There are two interconnected lies that reside at the heart of any American discussion about Israel. The first lie is that the road to peace in the Middle East lies through Israel. The second lie is that Israel controls American policy toward itself. Those lies are not the product of ignorance or misunderstanding, they are the product of an effective propaganda campaign by the unofficial suit and tie spokesmen of the Saudi lobby who dominate American policy in the Middle East. The goal of that campaign has been to make Israel seem like the axis on which the Middle East and America turn, in order to put Israel on the firing line. And it is a campaign that has been wickedly successful up until now.

Let's take a moment to examine those lies now.

Within the Middle East, Israel is physically insignificant. At 8500 square miles, Israel could not just fit comfortably into Pennsylvania, it is 1/5th the size of Jordan, 1/8th the size of Syria and 1/12th the size of Egypt. Simply put, Israel is smaller in land and population than every country that borders it. If you looked at the Middle East from space, you could easily put a fingernail across all of Israel.

Israel has beaten all of these countries in wars and has the best military in the region, but that is because if it didn't, it wouldn't exist. Israel's military is not the product of a will to conquer, but of an attempt to maintain its own territorial integrity and protect its citizens from attack. Israel's neighbors have never needed to work as hard or spend as much to maintain their own armed forces, because they don't truly need them. For them a strong army is not a survival strategy, it is optional.

All those who rant endlessly about Israel's settlements in the West Bank and Gaza as proof of Israel's desire to seize land, forget that Jordan annexed the West Bank only two years after its forces captured it in the 1948 War of Independence. Israel has not annexed the West Bank even after more than 40 years, and has continued to offer it in peace negotiations year after year. That is not the policy of an aggressive land hungry regime. It is not the behavior of a country that keeps its neighbors up late at night. While Israel's leaders have spent over half a century staying up late at night worrying about a war, Israel's neighbors know that war is their choice.

But what this means in practice is that Israel has very little influence beyond its own borders. With a small size, no expansionist program beyond its own territory, and as one of only two non-Arab states and the only non-Muslim state in the region... Israel's impact on the rest of the Middle East is surprisingly limited. To get a proper picture of Israel's role in the Middle East, imagine plopping Singapore in the middle of a wartorn part of Africa. It can be attacked, it can fight back, but it cannot have any real local influence.

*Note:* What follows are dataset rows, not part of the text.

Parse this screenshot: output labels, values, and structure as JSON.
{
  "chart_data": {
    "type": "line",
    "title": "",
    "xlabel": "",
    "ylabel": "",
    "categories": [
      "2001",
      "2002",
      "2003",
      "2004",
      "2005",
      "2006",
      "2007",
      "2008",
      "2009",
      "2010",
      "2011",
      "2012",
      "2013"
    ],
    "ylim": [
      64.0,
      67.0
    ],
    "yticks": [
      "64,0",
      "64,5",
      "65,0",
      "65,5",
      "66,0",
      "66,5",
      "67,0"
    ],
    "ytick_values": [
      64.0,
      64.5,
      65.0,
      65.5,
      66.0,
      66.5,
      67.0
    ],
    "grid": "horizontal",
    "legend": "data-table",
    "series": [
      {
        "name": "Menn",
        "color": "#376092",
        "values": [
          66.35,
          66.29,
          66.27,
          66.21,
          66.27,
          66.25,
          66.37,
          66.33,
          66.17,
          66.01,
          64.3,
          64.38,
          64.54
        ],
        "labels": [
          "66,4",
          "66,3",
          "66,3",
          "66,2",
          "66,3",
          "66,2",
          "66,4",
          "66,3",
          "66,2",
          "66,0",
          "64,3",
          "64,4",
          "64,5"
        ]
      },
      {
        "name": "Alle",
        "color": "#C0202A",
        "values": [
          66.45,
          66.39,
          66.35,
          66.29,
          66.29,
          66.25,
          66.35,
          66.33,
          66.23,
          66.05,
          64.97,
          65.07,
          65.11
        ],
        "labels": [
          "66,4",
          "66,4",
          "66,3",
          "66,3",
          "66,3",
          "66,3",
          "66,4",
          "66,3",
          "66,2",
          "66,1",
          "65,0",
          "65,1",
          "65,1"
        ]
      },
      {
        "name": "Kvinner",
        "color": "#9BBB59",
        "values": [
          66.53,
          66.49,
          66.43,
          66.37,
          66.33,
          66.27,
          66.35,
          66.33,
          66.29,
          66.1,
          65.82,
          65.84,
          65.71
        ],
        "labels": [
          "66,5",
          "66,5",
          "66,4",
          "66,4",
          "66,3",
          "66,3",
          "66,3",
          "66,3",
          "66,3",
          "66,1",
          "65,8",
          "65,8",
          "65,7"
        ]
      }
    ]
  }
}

That is why Israel remains an outsider in the political trends and turmoil of the region. The shift between Arab Nationalism and Islamism, the coups and the bloodletting between Shiite and Sunni, are all events that Israel watches from a distance. Israel is not a political participant in the ideological conflicts of the Middle East, because it does not share a common religion or ethnicity or much of anything with its neighbors. Its diplomatic relations are primarily formal, not intimate. As a result Israel has very little political influence on the Middle East, and what little influence it has, is on its immediate neighbors, such as Lebanon and Jordan, who are fairly small on the scale of the Middle East as well.

Furthermore Israel and its neighbors are in part of the Middle East that has become largely irrelevant because of its lack of oil. While Egypt and Jordan were once considered major regional players, both have long ago been sidelined by the oil rich Saudi Arabia, Iran and the UAE. None of these countries share a common border with Israel. While diplomats and pundits obsess over the West Bank and Gaza, what happens there has virtually no impact on what happens where the oil and power lie.

Not only does the road to peace in the Middle East not run through Israel, it doesn't even run anywhere near Israel. A quick look at a map shows you just how off the beaten path Israel is when it comes to the true token of global power, oil. And it is not some Elders of Zion fantasy of the Israel lobby that defines global power to the Middle East, it is who has the oil. And while Israel has plenty of olive oil, it has none of the kind of oil that the world is interested in.